If you are compiling with optimizations, my guess would be since you are taking the address of the local and passing it to another function, the compiler doesn't want to reuse the store since it is unclear what that function is doing with the address.

One can also imagine a compiler that would not use this optimization unless the stack space used by a function exceeds some threshold. I don't know of any compilers that do this, since reusing the space of local variables that are no longer used has zero cost and could be applied across the board.

If stack growth is a serious concern for your application, i.e., in some scenarios you are hitting stack overflows, you should not be relying on the compiler's optimization of stack space. You should consider moving large buffers on the stack to the heap and work to eliminate very deep recursion. For example, on Windows threads have a 1 MB stack by default. If you're concerned about overflowing that because you're allocating 1k of memory on each stack frame and going 1000 recursive calls deep, the fix is not to try to coax the compiler to save some space off of each stack frame.

Answer 2

It is probably that the compiler is putting both on the same stack frame. So even though A is not accessible outside it's scope, the compiler is free to bound it to a place in memory as long as that doesn't corrupt the semantics of the code. In short, they get both put on the stack at the same time you execute your main.

Answer 3

A is allocated on the stack after B. B is declared after A in the code (which is not allowed by C90 by the way), but it's still in the top scope of the main function and thus exists from the beginning of main til the end. So B is pushed when main starts, A is pushed when the inner scope is entered and popped when it is left, and then B is popped when the main function is left.

Answer 4

Why not check out the assembly?

I changed your code slightly so that int A = 1; and int B = 2; to make it slightly easier to decipher.

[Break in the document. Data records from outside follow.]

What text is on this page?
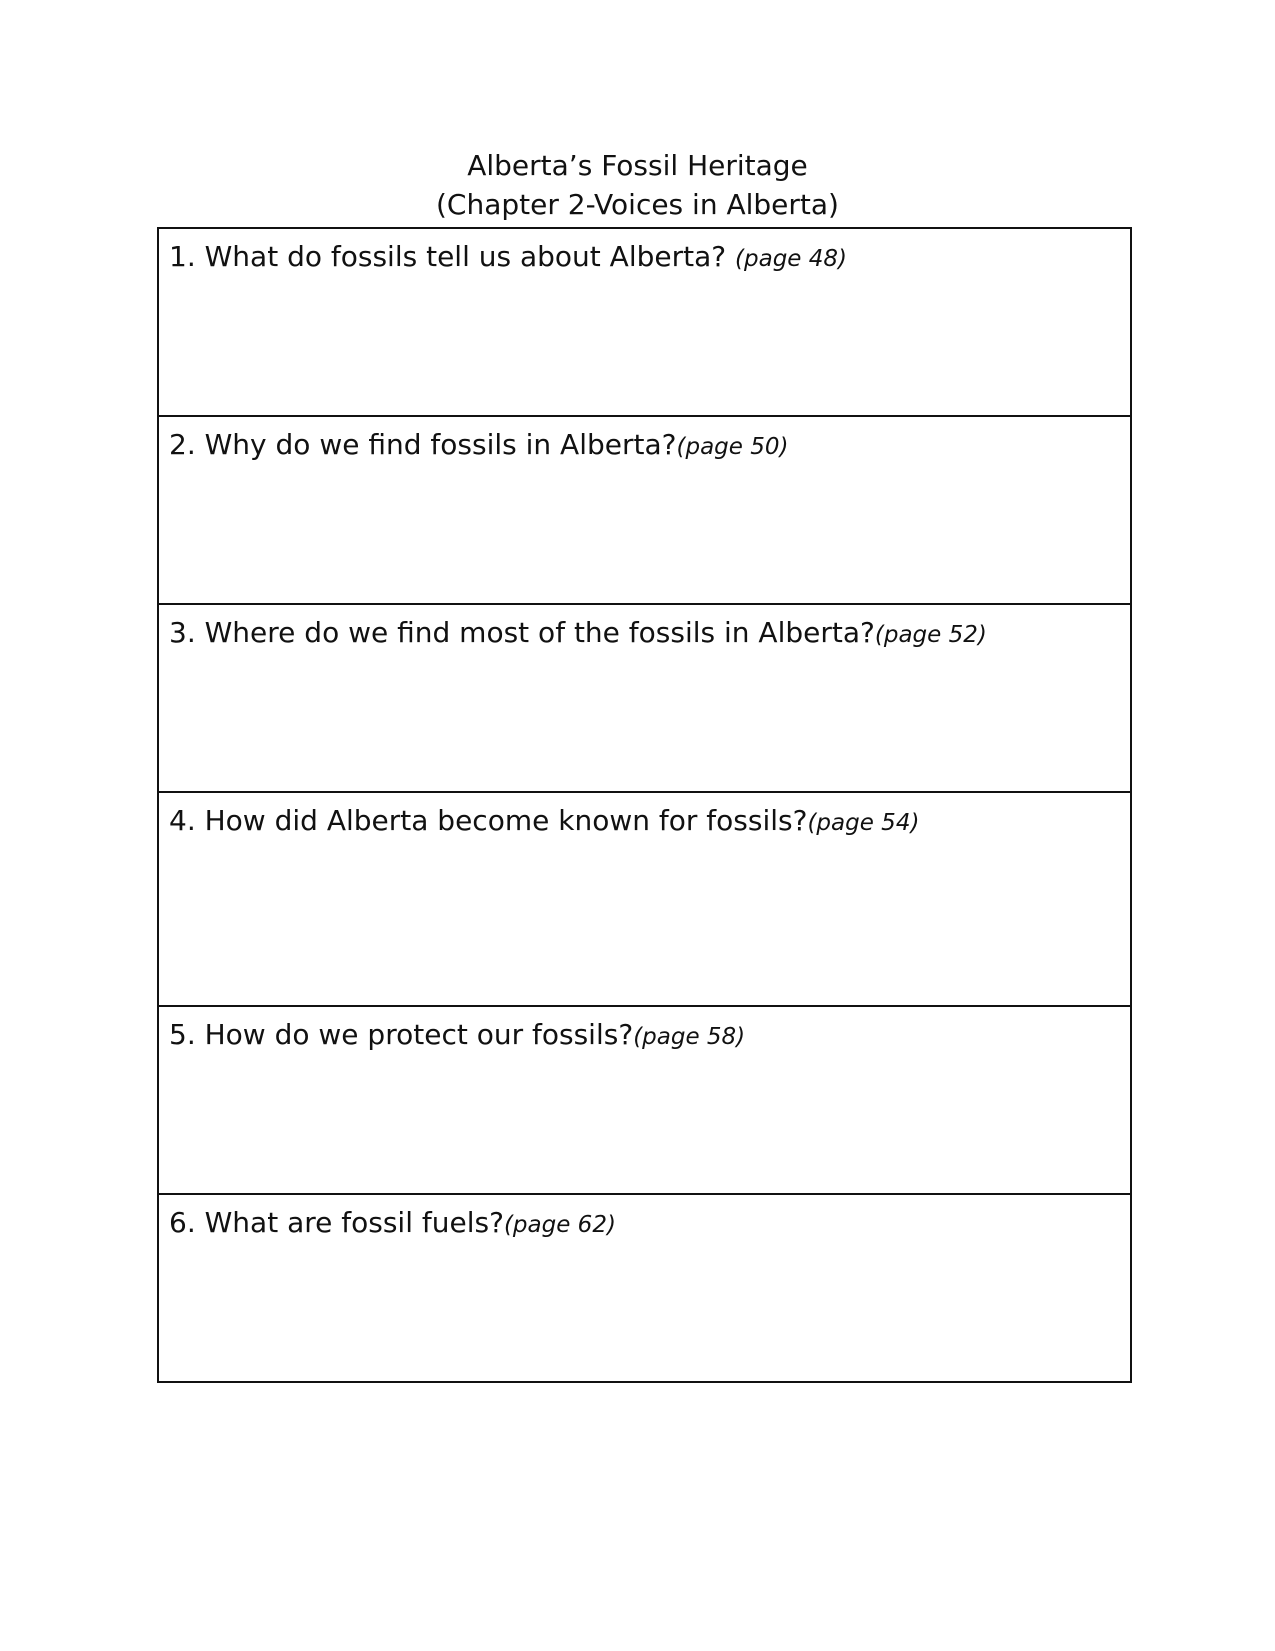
Alberta’s Fossil Heritage
(Chapter 2-Voices in Alberta)
1. What do fossils tell us about Alberta? (page 48)
2. Why do we find fossils in Alberta?(page 50)
3. Where do we find most of the fossils in Alberta?(page 52)
4. How did Alberta become known for fossils?(page 54)
5. How do we protect our fossils?(page 58)
6. What are fossil fuels?(page 62)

From g++ with default settings:

    .globl main
    .type	main, @function
main:
.LFB2:
    leal	4(%esp), %ecx
.LCFI0:
    andl	$-16, %esp
    pushl	-4(%ecx)
.LCFI1:
    pushl	%ebp
.LCFI2:
    movl	%esp, %ebp
.LCFI3:
    pushl	%ecx
.LCFI4:
    subl	$36, %esp
.LCFI5:
    movl	$1, -8(%ebp)
    leal	-8(%ebp), %eax
    movl	%eax, 4(%esp)
    movl	$.LC0, (%esp)
    call	printf
    movl	$2, -12(%ebp)
    leal	-12(%ebp), %eax
    movl	%eax, 4(%esp)
    movl	$.LC0, (%esp)
    call	printf
    movl	$0, %eax
    addl	$36, %esp
    popl	%ecx
    popl	%ebp
    leal	-4(%ecx), %esp
    ret
.LFE2:

Ultimately it looks like the compiler just didn't bother to put them in the same address. There was no fancy lookahead optimization involved. Either it wasn't trying to optimize, or it decided there was no benefit.

Notice A is assigned, and then printed. Then B is assigned and printed, just like in the original source. Of course if you use different compiler settings this could look completely different.

Answer 5

By my knowledge the space for B is reserved upon the entry to main, and not at the line

int B;

If you break in the debugger before that line, you are nevertheless able to obtain the address of B. The stackpointer also does not change after this line. The only thing that happens at this line, is that the constructor of B is called.

Answer 6

The compiler really has no choice in this case. It cannot assume any particular behavior of printf(). As a result, it must assume that printf() could hang on to &A as long as A itself exists. Therefore, A itself is live in the entire scope where it is defined.

Answer 7

A big part of my job is fighting compilers, and I have to say that they don't always do what we, humans, expect them to do. Even when you have programmed the compiler, you can still be surprised at the results, the input matrix is impossible to predict 100%.

The optimizing part of the compiler is very complex and as mentioned in other answers, what you observed could be due to a voluntary response to a setting, but it could just be a result of the influence of the surrounding code, or even the absence of this optimization in the logic.

In any case, as Micheal says, you should not be relying on the compiler to prevent stack overflows, because you might just be pushing the problem to later, when normal code maintenance or a different set of input is used, and it will crash much further in the pipeline, maybe in the hands of the user.